Thursday, August 30, 2018

Cattet & Forzani’s Let the Corpses Tan


Instead of Gialos, Belgian filmmakers Helene Cattet & Bruno Forzani are now paying homage to Italian Poliziotteschi movies, but there is still plenty of patent leather for them to fetishize over. They must swoon whenever they pass a Coach store. It is still a case of style over substance, but at least they give viewers a little bit of plot-like stuff in Let the Corpses Tan (trailer here), which opens tomorrow in New York.

Although it is based on famously untranslated French cult novel, Cattet & Forzani are still more interested in reveling in the images and tropes of Italian genre cinema (as was even more the case in their gialo pastiches, Amer and The Strange Color of Your Body’s Tears), than telling a story, which is so bourgeoisie. In some ways, this orgy of double-crosses and shoot-outs shares a kinship with the remake of Mario Bava’s Rabid Dogs, but it has a far less cohesive narrative than its predecessor.

Most of the action takes place in the Mediterranean ruins surrounding Luce’s villa, which serves as an artist colony and a crash pad for anti-social anarchists. She has been whiling away the time with her dissipated ex-lover, Max Bernier, a burned out novelist, and Brisorguiel, the slimy lawyer she has been hooking up with. Rhino’s gang is indeed expected, because Luce digs rough outlaw types, but she did not know they had planned to heist gold bullion from an armored car before their arrival (not that she would have cared). Rhino is even sufficiently cool and collected to give a lift to Bernier’s estranged wife, their daughter, and the nanny, after executing the uniformed couriers.

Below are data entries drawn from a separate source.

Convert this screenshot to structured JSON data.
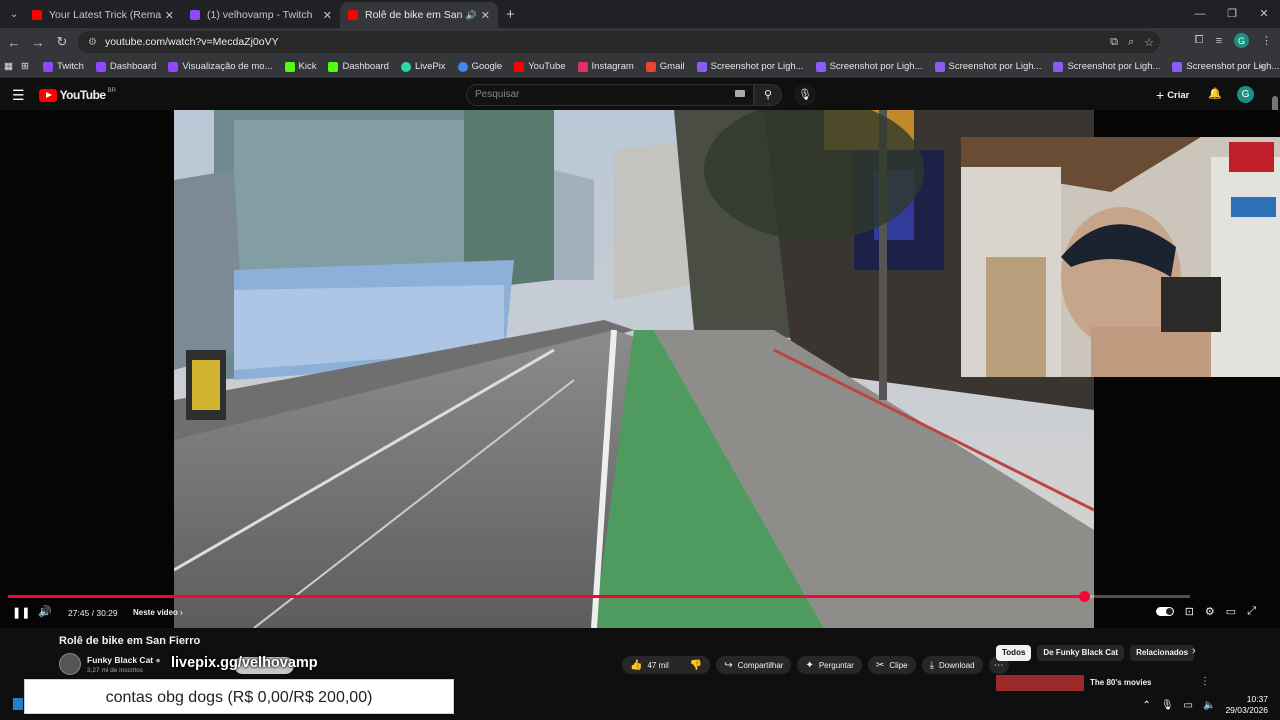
{
  "browser": {
    "tabs": [
      {
        "title": "Your Latest Trick (Remastered",
        "favicon_color": "#ff0000",
        "icon": "youtube-icon"
      },
      {
        "title": "(1) velhovamp - Twitch",
        "favicon_color": "#9146ff",
        "icon": "twitch-icon"
      },
      {
        "title": "Rolê de bike em San Fierro",
        "favicon_color": "#ff0000",
        "icon": "youtube-icon",
        "active": true,
        "audio": true
      }
    ],
    "new_tab": "+",
    "url": "youtube.com/watch?v=MecdaZj0oVY",
    "bookmarks": [
      {
        "label": "Twitch",
        "color": "#9146ff"
      },
      {
        "label": "Dashboard",
        "color": "#9146ff"
      },
      {
        "label": "Visualização de mo...",
        "color": "#9146ff"
      },
      {
        "label": "Kick",
        "color": "#53fc18"
      },
      {
        "label": "Dashboard",
        "color": "#53fc18"
      },
      {
        "label": "LivePix",
        "color": "#2fd8a8"
      },
      {
        "label": "Google",
        "color": "#4285f4"
      },
      {
        "label": "YouTube",
        "color": "#ff0000"
      },
      {
        "label": "Instagram",
        "color": "#e1306c"
      },
      {
        "label": "Gmail",
        "color": "#ea4335"
      },
      {
        "label": "Screenshot por Ligh...",
        "color": "#8a5cf6"
      },
      {
        "label": "Screenshot por Ligh...",
        "color": "#8a5cf6"
      },
      {
        "label": "Screenshot por Ligh...",
        "color": "#8a5cf6"
      },
      {
        "label": "Screenshot por Ligh...",
        "color": "#8a5cf6"
      },
      {
        "label": "Screenshot por Ligh...",
        "color": "#8a5cf6"
      }
    ],
    "profile_initial": "G"
  },
  "youtube": {
    "logo_text": "YouTube",
    "logo_country": "BR",
    "search_placeholder": "Pesquisar",
    "create_label": "Criar",
    "avatar_initial": "G"
  },
  "player": {
    "time_current": "27:45",
    "time_total": "30:29",
    "time_display": "27:45 / 30:29",
    "progress_fraction": 0.91,
    "chapter_label": "Neste vídeo"
  },
  "video": {
    "title": "Rolê de bike em San Fierro",
    "channel_name": "Funky Black Cat",
    "subscribers": "3,27 mi de inscritos",
    "overlay_text": "livepix.gg/velhovamp",
    "likes": "47 mil",
    "share_label": "Compartilhar",
    "ask_label": "Perguntar",
    "clip_label": "Clipe",
    "download_label": "Download"
  },
  "sidebar": {
    "chips": [
      "Todos",
      "De Funky Black Cat",
      "Relacionados"
    ],
    "recommendation_title": "The 80's movies"
  },
  "donation": {
    "text": "contas obg dogs (R$ 0,00/R$ 200,00)"
  },
  "taskbar": {
    "time": "10:37",
    "date": "29/03/2026"
  }
}
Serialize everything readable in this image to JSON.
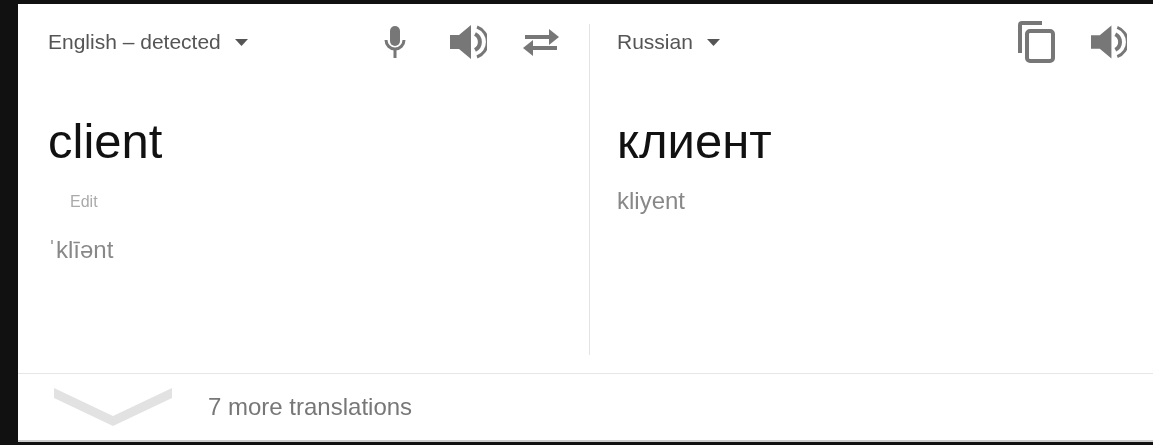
{
  "source": {
    "language": "English – detected",
    "text": "client",
    "edit_label": "Edit",
    "phonetic": "ˈklīənt"
  },
  "target": {
    "language": "Russian",
    "text": "клиент",
    "transliteration": "kliyent"
  },
  "footer": {
    "label": "7 more translations",
    "expanded": false
  }
}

True to criminal form, things get awkward quickly when the gang breaks into two hostile, double-crossing factions, led by Rhino and Brisorguiel. Then two motorcycle cops blunder into the scene. From here on out, the film basically boils down to a series of armed skirmishes. However, the characterization is so thin, it is often impossible to figure out who is shooting at whom.

That is really a shame, because they no-fooling helm some impressively down-and-dirty action sequences. Unfortunately, they insist on punctuating the blazing gun fights with trippy interludes featuring scenes from a scatological passion play, in which Luce plays a fluid-spouting Mary Magdalene-slash-satanic figure. Even if you do not self-identify with Christianity, these nauseating fever dreams are just interminably painful to sit throw. Oh, for the love of Dario Argento and Franco Nero, show us some mercy.

Once again, the real star of Cattet & Forzani’s film is their regular cinematographer Manuel Dacosse, who achieves some amazing visuals with a 16mm camera, the Corsican sun, and who knows how many Red Bulls. The film looks great and it is by far the duo’s most accessible work, but there is still not a lot of there there. Again, style has it all over substance. Recommended primarily for the Belgian filmmakers’ fans, Let the Corpses Tan opens tomorrow (8/31) in New York, at the Quad Cinema.